Hackers working for Russian intelligence are not doing anything exotic. They are, in the words of a former senior Australian cyber official, rattling doors.

The Australian Signals Directorate (ASD), the country's electronic intelligence and cybersecurity agency, published a joint advisory this week alongside the United States National Security Agency and partner agencies from the United Kingdom, New Zealand, Canada, Finland, France, Denmark, and roughly a dozen other countries. The advisory warns that groups operating on behalf of Russia's Federal Security Service (FSB) are actively targeting critical infrastructure, a broad term covering the systems that keep hospitals, banks, utilities, and governments running.

The method is disarmingly simple. The hackers scan the internet for routers, the physical devices that steer data traffic inside an organisation's network, that still use their factory-set default passwords. Guessing those passwords requires no special skills. Once inside, they quietly copy login credentials and other sensitive information.

Alastair MacGibbon, former head of the Australian Cyber Security Centre, described the campaign to ABC News Australia as bluntly effective. "It's not sophisticated, but it works really well," he said. "It's the equivalent of walking around the internet and rattling the doors of organisations to see if they've been essentially left in a factory setting."

The ASD names several hacking groups it considers frequently responsible: Berserk Bear, Energetic Bear, Crouching Yeti, Dragonfly, Ghost Blizzard, and Static Tundra. Security researchers generally treat these as overlapping names for clusters of FSB-linked operators.

Why should an ordinary Australian be concerned?

Because the sectors under attack directly affect daily life. A breach inside a hospital network can delay patient records and slow care. A foothold in a financial institution can expose customer data. State and local government agencies, flagged in the advisory as particularly vulnerable, hold tax records, welfare information, and licensing data for millions of people.
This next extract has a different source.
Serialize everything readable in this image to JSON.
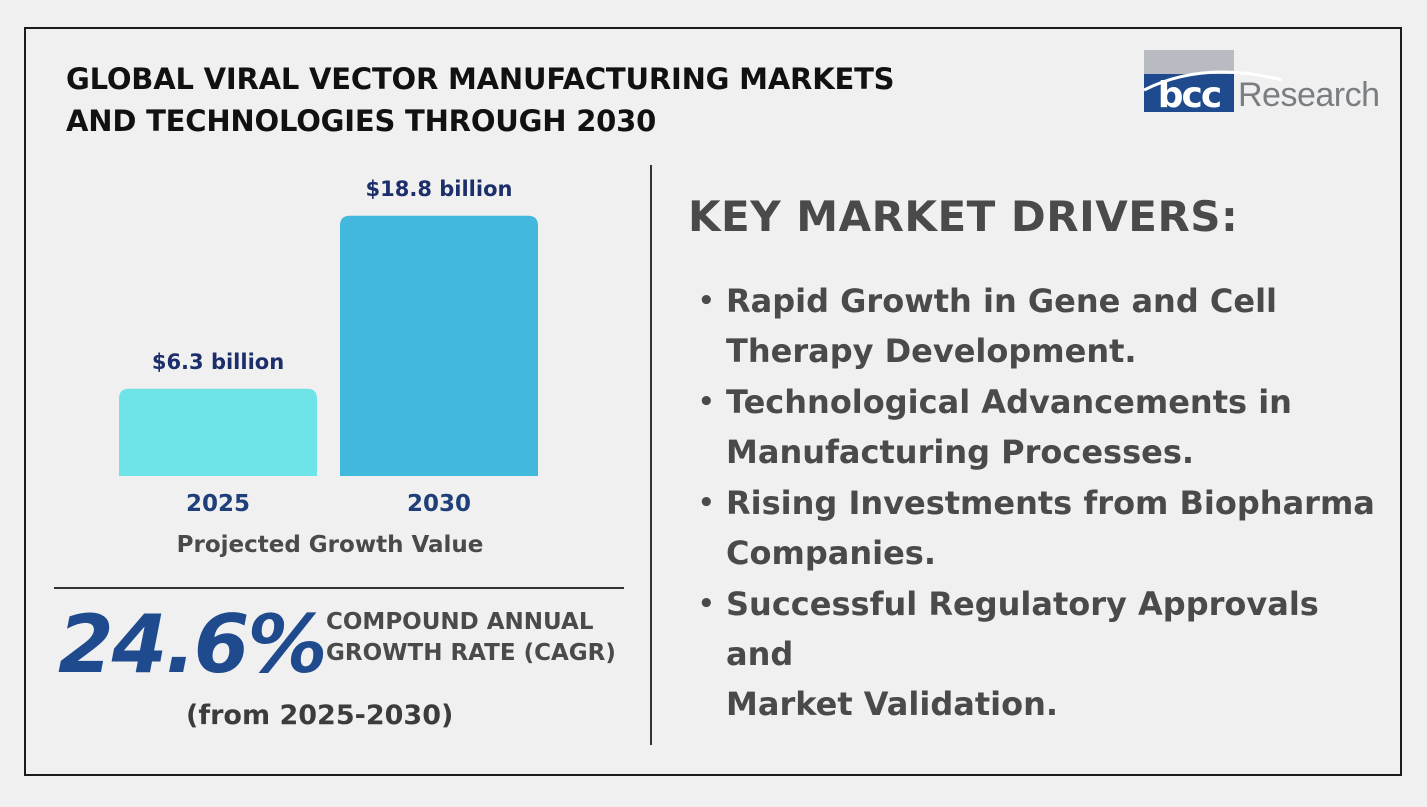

The fix, for most organisations, is not expensive. The advisory points to basic steps: change default passwords on every network device, apply software updates promptly, and place routers behind a firewall, meaning a security barrier that blocks outside internet traffic from reaching internal equipment directly.

MacGibbon noted that many organisations do not realise their routers are visible to the open internet at all. That invisibility is the real risk. The ASD's own data shows a cybercrime report is filed in Australia approximately every six minutes.

If your organisation uses network equipment of any kind, the single most useful question to ask your IT contact today is: have we changed the default passwords on every router and switch we own?